1. Medium Ingredients

  • a. LB medium
    • Component Concentration
    Tryptone 10.00 g/L
    Yeast extract 5.00 g/L
    NaCl 10.00 g/L
    pH 7
    Agar (only for solid medium) 15.00 g/L
  • b. TY medium
    • Component Concentration
    Tryptone 5.00 g/L
    Yeast extract 3.00 g/L
    CaCl2 1.11 g/L
    pH 7
    Agar (only for solid medium) 15.00 g/L
  • c. YEB medium
    • Component Concentration
    Tryptone 5.00 g/L
    Yeast extract 1.00 g/L
    Beef extract 5.00 g/L
    Sucrose 5.00 g/L
    MgSO4 0.496 g/L
    pH 7.4
    Agar (only for solid medium) 15.00 g/L
  • d. MS medium
    • Component Concentration
    MS medium powder (with vitamins) (Phyto Technology Laboratories™) 4.43 g/L
    Sucrose 30.00 g/L
    pH 5.3
    Gelrite (only for solid medium) 15.00 g/L
  • e. BBM medium
    • Component Concentration
    MS medium powder (with vitamins) (Phyto Technology Laboratories™) 4.43 g/L
    Sucrose 30.00 g/L
    pH 5.8
    Gelrite (only for solid medium) 3.00 g/L
  • f. MSD medium
    • Component Concentration
    MS medium powder (with vitamins) (Phyto Technology Laboratories™) 4.43 g/L
    Sucrose 20.00 g/L
    2, 4-D stock (2 mg/ml) 1.00 ml/L
    pH 5.8
    Gelrite (only for solid medium) 3.00 g/L
  • g.

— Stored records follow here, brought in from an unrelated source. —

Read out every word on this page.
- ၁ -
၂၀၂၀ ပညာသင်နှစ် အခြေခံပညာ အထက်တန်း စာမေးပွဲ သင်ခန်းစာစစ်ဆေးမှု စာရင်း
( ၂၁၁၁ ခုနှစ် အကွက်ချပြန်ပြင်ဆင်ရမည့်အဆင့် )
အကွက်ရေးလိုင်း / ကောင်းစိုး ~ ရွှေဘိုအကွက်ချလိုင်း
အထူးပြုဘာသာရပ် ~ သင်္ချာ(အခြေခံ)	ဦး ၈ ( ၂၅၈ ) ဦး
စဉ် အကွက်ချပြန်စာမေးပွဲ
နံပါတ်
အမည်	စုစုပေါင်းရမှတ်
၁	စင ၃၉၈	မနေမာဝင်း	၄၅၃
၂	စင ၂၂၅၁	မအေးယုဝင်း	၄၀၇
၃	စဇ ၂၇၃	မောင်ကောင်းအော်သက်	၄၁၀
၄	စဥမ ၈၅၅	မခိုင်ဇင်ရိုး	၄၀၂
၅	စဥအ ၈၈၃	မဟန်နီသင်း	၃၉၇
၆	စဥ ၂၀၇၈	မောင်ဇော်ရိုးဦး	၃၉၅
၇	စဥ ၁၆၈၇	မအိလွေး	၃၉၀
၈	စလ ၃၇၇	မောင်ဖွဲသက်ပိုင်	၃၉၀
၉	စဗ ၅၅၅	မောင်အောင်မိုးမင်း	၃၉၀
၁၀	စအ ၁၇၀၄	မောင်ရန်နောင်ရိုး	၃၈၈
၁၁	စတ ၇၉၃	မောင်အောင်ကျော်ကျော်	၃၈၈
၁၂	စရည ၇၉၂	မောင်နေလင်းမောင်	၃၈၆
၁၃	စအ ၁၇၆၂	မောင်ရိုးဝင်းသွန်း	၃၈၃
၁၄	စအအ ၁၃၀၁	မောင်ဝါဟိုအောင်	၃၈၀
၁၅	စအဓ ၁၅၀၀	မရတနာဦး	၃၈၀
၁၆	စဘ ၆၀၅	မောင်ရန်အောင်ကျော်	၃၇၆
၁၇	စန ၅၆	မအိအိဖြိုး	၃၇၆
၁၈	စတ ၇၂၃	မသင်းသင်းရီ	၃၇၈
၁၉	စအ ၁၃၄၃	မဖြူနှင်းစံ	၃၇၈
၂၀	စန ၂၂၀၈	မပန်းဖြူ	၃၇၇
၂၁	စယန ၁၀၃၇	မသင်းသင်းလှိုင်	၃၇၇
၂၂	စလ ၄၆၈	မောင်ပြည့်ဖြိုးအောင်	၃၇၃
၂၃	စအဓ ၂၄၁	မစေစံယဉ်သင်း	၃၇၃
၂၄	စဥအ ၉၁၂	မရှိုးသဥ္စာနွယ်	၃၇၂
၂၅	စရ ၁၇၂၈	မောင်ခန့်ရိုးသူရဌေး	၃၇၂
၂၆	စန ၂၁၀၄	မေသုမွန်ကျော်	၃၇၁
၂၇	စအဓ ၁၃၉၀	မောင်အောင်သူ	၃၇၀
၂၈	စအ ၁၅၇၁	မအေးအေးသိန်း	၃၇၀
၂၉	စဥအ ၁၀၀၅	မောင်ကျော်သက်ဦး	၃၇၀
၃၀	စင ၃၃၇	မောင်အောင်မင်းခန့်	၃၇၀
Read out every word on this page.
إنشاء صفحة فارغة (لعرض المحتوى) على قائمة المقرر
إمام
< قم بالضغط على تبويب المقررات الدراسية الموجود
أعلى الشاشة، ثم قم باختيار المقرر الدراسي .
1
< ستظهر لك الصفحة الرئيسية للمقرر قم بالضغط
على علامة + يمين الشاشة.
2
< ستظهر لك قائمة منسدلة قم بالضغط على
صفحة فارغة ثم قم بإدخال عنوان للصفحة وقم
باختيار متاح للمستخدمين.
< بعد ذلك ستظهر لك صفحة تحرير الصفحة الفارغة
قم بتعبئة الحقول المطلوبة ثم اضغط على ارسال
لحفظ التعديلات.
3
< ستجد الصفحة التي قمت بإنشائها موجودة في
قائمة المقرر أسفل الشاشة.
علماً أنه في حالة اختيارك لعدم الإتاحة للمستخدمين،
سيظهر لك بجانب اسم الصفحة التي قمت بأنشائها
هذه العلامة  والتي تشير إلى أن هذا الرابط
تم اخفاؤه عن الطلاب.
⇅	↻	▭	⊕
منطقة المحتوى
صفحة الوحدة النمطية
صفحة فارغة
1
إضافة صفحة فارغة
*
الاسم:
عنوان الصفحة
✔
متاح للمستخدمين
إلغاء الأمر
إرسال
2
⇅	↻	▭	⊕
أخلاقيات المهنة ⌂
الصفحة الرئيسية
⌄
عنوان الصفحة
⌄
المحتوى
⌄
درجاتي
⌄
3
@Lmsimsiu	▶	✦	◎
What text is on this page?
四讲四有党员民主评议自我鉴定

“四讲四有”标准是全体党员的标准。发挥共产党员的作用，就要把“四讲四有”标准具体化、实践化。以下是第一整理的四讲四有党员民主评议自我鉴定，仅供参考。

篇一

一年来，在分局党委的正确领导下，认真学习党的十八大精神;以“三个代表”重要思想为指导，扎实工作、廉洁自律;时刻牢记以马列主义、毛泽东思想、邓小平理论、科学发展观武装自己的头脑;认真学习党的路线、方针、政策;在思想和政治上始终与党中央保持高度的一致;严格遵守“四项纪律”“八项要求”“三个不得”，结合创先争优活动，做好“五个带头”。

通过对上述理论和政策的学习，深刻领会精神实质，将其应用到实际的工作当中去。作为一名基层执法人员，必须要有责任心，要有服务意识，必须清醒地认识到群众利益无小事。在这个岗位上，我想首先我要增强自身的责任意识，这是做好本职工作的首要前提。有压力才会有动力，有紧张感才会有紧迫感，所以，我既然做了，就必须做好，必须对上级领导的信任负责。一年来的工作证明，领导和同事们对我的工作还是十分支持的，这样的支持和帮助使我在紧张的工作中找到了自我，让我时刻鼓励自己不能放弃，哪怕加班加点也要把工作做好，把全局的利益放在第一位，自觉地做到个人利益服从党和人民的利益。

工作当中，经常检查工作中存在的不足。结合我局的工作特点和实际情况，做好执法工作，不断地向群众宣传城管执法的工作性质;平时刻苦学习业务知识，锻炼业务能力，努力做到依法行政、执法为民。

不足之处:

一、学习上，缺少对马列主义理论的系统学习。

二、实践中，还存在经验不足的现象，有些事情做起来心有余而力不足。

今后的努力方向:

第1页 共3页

LCP medium
    • Component Concentration
    MS medium powder (with vitamins) (Phyto Technology Laboratories™) 4.43 g/L
    Sucrose 40.00 g/L
    KCl 2.20 g/L
    2, 4-D stock (2 mg/ml) 1.00 ml/L
    pH 5.8

2. Step Examples of Medium Preparation

(1) LB Medium

  1. Weigh the reagents accordingly and add them to a glass beaker and make up the volume to 90% of planned with ddH2O.
  2. Dissolve the components in the beaker using a magnetic stirrer.
  3. Adjust the broth to the final volume using ddH2O and adjust the pH to around 7.4.
  4. Aliquot and transfer the broth to conical flasks.
  5. Add agar if planned to make a solid medium.
  6. Close the mouth of the flasks and place the bottles into the autoclave for sterilization under 121°C for 20 min.
  7. Cool the sterilized broth without agar to room temperature for use as liquid medium and cool the sterilized broth with agar to around 50°C to make solid medium plates.
  8. On the ultra-clean Workbench, add sterilized stock solutions of antibiotics accordingly into the broth with agar when it is cooled to around 50°C (or into the broth without agar before use) and mix well.
  9. Make solid medium plates.

(2) TY Medium

  1. Prepare stock solution of CaCl2 with concentration of 1 M.
  2. Carry out the preliminary work in the same procedure as steps a) – g) for LB medium preparation.
  3. On the ultra-clean Workbench, add sterilized stock solutions of CaCl2 and antibiotics accordingly into the broth with agar when it is cooled to around 50°C (or into the broth without agar before use) and mix well.
  4. Make solid medium plates.

(3) MS Medium

Carry out the preliminary work in the same procedure as that for LB medium preparation.